井上 ひさし(いのうえ ひさし、1934年11月16日 - )は日本の小説家、劇作家である。日本ペンクラブ会長、日本文藝家協会理事、日本劇作家協会理事(2004年4月~)、千葉県市川市文化振興財団理事長(2004年7月~)を勤めている。本名井上廈。有名な遅筆から遅筆堂という戯号を用いることもある。二度目の妻ユリは元日本共産党中央委員会常任幹部会員・衆議院議員米原昶(いたる)の娘、エッセイスト米原万里の妹で共産党員。
卒業後、放送作家として活動し、山元護久と共に『ひょっこりひょうたん島』を手がける。その後小説・戯曲等に活動範囲を広げ、現在に至る。
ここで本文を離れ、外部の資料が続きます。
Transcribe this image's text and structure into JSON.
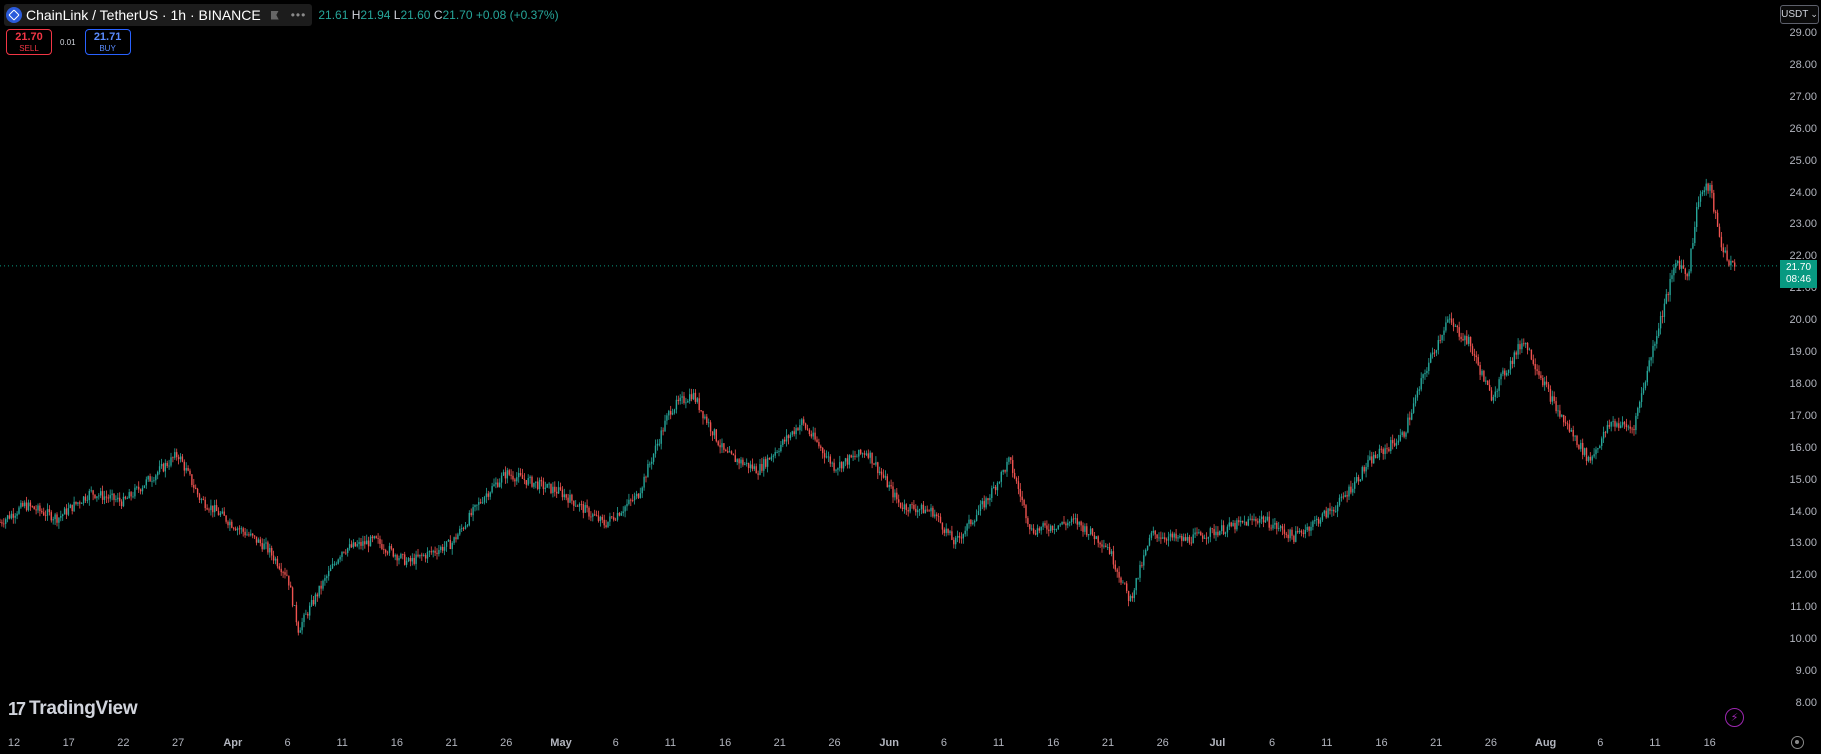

地元、山形県東置賜郡川西町に「遅筆堂文庫」を構え、図書館に匹敵する蔵書を収蔵。収蔵されている本には線などの書き込みが成され、全ての本に目を通していることが実感できる。また、同所にて「生活大学校」設立。顔の広さから数々の言論人の講座を開講している。しかし、農業関係の催しが多いことから、参加者にヤマギシ会が多く、活動の拠点となっている面も見られる。
作家井上靖や、歌手井上ひろしと間違われる事がある。また劇団ワハハ本舗所属の女優椿鮒子に顔が似ている。
文体は軽妙であるが言語感覚に鋭く、週刊朝日において大野晋、丸谷才一、大岡信といった当代随一の言語学者らと『日本語相談』を連載、「私家版日本語文法」など、日本語に関するエッセイ等も多い。
自他ともに認めるたいへんな遅筆で有名であり、書き下ろし戯曲が公演に間に合わず休演させることも度々。特に戯曲「パズル」完成に間に合わず雲隠れした「パズル事件」は悪名高い。1983年自作の戯曲のみを専門に上演する劇団「こまつ座」を創立、自らを座付き作者と名乗る。
また博覧強記でも有名であり、極右テロリスト団体から脅迫電話を受けた時には、「あなた歴代の天皇の名前、全部いえますか。僕は言えますよ」と逆襲し、撃退したと語る。
時の日本共産党委員長・不破哲三との対談集『新日本共産党宣言』を出版するなど、共産党系文化人として知られている。また、九条の会の呼びかけ人となり、日本の平和を守る為に日本国憲法第9条は変えるなと訴えるなど政治的な活動も古くから行っている。また、国鉄分割民営化については「ナショナルアイデンティティの崩壊につながる」とし、反対する論を赤旗日曜版に寄稿するなど、日本共産党との共同歩調が目立つ。そのような活動のため、何度か匿名による脅迫を受けたこともある。
家庭面では元妻西舘好子によって、凄惨を極めた家庭内暴力(DV)を曝露する本が出版されたこともある。文春文庫1984年刊『巷談辞典』pp.309-310にて動物虐待を行ったことを告白、そのなかで当該行為の正当化を試みている。